Define the file scope by choosing whether to scan the container file system or the host file system.

Note

AWS Fargate environments do not have access to host file systems. Selecting "Host" excludes this rule from being applied to AWS Fargate environments.

The rule scope determines what files are monitored.

Base directory(ies): Enter directories to monitor. You can specify multiple directories in a rule.
Filenames to include: Specify file name patterns to include in the scan.
Filenames to exclude: Specify file name patterns to exclude from the scan.

Note

Trend-managed rules cannot be modified or deleted but can be duplicated to create a new custom rule that can then be edited.

After creating custom rules, you can manage these rules from the File integrity monitoring rules page.

Define file integrity monitoring rules for policies

Add file integrity monitoring rules to new or existing policies to define the policy target scope.
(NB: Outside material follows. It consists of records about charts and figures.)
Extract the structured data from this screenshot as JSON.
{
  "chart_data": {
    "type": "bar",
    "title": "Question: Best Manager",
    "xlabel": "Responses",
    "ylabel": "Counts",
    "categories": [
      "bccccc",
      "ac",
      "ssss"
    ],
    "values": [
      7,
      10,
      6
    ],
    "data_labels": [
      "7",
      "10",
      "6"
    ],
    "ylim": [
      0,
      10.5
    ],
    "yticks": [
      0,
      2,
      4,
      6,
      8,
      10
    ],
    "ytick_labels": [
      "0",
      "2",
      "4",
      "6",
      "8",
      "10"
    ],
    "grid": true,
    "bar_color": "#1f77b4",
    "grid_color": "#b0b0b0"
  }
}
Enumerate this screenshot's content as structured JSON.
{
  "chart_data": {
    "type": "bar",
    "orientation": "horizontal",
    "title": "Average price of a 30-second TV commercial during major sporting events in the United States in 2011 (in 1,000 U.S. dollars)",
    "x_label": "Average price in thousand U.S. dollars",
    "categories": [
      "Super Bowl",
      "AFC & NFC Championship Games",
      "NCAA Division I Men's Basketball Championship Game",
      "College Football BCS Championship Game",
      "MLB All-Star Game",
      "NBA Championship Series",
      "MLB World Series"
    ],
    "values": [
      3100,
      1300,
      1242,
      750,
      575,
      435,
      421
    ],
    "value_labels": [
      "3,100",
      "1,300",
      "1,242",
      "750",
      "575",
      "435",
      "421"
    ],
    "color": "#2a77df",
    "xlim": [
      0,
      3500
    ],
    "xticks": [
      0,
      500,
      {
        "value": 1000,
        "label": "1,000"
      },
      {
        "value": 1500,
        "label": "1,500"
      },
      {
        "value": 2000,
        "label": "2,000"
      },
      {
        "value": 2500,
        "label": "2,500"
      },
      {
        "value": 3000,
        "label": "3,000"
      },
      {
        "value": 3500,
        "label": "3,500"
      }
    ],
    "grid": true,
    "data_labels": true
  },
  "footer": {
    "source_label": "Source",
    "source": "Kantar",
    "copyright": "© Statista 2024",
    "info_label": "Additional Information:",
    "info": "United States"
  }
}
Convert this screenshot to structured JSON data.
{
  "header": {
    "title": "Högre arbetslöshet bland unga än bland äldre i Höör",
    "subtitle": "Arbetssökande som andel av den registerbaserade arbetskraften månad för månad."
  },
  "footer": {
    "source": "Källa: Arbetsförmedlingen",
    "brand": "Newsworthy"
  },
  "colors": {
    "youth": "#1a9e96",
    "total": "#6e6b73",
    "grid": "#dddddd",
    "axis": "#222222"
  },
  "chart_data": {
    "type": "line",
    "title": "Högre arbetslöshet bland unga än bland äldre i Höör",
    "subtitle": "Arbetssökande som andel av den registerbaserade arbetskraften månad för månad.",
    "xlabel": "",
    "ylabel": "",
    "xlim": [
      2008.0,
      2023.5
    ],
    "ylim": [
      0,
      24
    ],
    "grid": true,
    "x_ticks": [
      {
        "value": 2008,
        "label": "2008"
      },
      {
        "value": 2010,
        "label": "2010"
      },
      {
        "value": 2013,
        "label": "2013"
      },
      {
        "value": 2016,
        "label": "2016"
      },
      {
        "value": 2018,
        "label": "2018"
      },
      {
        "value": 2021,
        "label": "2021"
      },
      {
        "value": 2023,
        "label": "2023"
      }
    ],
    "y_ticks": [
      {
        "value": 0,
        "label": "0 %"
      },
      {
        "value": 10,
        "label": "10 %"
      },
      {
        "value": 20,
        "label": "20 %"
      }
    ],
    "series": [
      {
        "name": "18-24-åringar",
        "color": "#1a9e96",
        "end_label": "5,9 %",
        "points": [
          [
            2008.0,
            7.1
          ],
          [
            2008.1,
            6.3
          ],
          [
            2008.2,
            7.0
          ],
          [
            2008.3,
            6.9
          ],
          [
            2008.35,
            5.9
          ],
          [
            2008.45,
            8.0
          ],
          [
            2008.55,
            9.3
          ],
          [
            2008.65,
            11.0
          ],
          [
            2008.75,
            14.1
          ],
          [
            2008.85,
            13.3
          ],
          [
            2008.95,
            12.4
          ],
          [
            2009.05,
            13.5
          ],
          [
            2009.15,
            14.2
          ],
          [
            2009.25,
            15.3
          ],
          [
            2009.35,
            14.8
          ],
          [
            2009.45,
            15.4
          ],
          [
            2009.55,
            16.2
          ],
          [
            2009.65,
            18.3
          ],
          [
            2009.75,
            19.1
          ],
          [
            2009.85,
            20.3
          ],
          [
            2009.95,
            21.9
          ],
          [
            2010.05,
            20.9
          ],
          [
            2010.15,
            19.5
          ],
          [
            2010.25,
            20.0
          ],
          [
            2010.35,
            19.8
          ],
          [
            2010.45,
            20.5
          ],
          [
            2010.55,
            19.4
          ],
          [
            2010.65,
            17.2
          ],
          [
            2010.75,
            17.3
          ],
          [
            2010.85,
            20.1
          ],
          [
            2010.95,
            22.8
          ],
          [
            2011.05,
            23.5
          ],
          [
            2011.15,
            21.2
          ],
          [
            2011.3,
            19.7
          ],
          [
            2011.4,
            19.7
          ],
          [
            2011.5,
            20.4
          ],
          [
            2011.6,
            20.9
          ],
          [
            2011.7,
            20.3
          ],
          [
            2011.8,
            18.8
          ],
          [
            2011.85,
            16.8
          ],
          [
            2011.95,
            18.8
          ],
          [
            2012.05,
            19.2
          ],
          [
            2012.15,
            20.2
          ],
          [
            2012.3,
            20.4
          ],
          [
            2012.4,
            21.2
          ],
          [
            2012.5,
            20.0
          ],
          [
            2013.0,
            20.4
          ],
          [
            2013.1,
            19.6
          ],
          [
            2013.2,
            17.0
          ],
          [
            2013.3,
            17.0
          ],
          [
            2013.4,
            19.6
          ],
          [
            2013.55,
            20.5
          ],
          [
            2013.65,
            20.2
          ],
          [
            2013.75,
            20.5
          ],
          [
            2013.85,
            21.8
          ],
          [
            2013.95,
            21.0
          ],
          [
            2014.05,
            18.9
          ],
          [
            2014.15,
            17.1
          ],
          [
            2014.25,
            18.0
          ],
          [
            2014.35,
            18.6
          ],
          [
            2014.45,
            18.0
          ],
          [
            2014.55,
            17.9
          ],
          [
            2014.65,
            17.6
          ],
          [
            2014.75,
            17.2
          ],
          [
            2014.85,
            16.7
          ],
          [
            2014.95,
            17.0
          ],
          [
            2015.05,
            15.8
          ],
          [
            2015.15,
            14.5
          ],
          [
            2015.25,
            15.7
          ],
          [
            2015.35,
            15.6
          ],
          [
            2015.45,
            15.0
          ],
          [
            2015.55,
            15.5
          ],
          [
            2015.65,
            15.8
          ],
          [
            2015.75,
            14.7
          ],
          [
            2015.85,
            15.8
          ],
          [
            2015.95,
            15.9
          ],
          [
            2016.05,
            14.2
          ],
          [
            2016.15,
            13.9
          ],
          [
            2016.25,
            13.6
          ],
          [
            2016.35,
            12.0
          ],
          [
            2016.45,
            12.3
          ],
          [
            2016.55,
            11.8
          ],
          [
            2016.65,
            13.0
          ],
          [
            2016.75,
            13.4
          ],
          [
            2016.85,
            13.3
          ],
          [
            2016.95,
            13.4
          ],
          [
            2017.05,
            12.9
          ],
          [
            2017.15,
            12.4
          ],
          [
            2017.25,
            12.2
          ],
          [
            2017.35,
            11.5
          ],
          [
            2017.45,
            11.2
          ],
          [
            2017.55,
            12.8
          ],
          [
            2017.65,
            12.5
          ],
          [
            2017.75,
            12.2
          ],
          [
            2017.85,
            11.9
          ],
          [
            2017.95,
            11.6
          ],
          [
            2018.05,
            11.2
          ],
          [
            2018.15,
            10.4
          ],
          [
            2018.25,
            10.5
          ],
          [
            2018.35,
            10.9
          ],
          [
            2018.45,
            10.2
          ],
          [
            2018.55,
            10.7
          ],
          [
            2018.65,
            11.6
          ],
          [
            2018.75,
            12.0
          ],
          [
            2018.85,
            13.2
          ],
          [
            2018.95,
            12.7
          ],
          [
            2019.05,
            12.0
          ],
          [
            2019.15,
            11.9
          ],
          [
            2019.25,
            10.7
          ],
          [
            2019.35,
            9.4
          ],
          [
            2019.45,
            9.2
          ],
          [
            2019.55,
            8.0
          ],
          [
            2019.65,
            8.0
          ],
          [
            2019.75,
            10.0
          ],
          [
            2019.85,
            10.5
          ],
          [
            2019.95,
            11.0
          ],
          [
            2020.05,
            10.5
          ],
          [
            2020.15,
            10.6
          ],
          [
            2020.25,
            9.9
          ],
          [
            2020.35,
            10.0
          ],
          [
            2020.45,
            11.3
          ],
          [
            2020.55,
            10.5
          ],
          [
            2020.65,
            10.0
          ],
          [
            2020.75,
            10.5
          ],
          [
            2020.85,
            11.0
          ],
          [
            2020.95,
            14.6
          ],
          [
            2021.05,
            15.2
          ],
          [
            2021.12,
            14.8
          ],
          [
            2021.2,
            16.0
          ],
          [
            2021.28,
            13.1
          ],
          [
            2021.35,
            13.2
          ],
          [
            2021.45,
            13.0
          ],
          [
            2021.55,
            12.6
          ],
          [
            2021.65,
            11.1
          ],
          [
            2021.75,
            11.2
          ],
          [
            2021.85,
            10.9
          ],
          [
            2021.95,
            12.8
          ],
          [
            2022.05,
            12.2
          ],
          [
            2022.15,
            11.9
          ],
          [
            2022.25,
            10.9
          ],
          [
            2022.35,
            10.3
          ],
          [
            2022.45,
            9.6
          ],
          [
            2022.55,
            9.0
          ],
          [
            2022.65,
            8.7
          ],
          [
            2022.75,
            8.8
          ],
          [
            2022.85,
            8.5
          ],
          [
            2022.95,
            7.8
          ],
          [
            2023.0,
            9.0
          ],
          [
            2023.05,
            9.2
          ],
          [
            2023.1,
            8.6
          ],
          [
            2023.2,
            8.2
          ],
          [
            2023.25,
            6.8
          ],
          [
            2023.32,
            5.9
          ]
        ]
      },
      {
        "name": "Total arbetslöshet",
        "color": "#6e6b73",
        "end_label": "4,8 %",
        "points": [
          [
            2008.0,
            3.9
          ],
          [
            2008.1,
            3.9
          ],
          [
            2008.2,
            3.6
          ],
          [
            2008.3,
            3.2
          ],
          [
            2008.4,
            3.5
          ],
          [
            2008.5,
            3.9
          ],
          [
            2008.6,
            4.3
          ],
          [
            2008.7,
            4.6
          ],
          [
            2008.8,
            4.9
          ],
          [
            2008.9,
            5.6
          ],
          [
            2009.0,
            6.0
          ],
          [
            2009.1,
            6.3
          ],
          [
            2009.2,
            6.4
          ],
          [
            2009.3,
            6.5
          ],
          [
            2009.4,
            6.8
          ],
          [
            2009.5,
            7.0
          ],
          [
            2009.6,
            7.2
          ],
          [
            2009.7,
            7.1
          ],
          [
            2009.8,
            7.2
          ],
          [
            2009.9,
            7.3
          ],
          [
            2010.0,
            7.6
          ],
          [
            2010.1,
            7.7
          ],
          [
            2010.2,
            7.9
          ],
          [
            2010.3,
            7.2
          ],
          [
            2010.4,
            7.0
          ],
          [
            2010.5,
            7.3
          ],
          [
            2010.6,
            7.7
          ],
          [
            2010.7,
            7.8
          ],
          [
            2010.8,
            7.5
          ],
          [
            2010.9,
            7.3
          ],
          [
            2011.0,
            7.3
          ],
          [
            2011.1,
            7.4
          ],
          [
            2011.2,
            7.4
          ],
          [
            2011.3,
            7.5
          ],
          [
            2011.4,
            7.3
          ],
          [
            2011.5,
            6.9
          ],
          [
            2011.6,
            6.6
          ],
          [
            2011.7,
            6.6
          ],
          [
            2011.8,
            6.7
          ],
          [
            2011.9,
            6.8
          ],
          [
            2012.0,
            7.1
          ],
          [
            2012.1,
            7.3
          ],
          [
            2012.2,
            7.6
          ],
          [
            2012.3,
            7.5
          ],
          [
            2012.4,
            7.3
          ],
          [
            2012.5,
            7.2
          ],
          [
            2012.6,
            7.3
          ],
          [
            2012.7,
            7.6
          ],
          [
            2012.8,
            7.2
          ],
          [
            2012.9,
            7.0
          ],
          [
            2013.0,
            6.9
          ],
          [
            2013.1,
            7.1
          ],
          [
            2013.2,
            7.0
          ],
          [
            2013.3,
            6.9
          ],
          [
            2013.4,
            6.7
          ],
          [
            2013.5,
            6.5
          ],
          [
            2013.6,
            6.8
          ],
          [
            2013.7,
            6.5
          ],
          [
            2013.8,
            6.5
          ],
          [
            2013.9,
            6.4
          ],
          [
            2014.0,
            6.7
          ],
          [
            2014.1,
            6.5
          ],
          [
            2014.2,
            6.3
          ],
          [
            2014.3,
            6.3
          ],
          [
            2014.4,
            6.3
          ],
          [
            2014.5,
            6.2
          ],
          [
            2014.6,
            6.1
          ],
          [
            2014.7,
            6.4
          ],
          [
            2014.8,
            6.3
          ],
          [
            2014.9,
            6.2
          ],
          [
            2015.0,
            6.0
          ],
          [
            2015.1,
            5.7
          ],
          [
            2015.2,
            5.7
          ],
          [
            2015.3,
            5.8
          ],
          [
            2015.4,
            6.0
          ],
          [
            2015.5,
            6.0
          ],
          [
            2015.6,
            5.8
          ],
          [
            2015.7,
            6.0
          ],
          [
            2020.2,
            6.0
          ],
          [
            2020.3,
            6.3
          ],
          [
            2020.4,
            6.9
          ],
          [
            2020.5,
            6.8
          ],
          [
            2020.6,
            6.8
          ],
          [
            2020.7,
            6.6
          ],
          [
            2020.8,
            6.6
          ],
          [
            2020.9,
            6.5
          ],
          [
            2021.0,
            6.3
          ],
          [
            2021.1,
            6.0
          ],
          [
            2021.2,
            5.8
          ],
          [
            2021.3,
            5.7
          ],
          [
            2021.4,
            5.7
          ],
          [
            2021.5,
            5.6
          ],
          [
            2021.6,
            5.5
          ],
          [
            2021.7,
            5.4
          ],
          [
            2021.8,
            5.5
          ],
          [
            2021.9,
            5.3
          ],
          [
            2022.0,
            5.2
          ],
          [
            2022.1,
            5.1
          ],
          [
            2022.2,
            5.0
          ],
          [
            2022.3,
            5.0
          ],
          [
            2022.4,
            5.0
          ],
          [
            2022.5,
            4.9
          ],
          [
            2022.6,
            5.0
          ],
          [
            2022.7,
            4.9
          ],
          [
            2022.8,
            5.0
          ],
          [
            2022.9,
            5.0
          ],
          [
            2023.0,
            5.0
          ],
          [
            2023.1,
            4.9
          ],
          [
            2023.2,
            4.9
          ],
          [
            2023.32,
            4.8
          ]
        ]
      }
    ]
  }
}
Learn more about Container Security policies.

Go to Cloud Security → Container Security → Configuration.
On the Policy page, select an existing policy or click +Add.
Under Runtime, select File integrity monitoring.
Click +Add Rule to add file integrity monitoring rules to your policy.
Define the target scope, and then click Submit.
- For Kubernetes: Includes a namespace pattern, a container name pattern, and pod labels.
- For Amazon ECS: Includes a container name pattern and task definition patterns.
Configure the scan schedule depending on your requirements.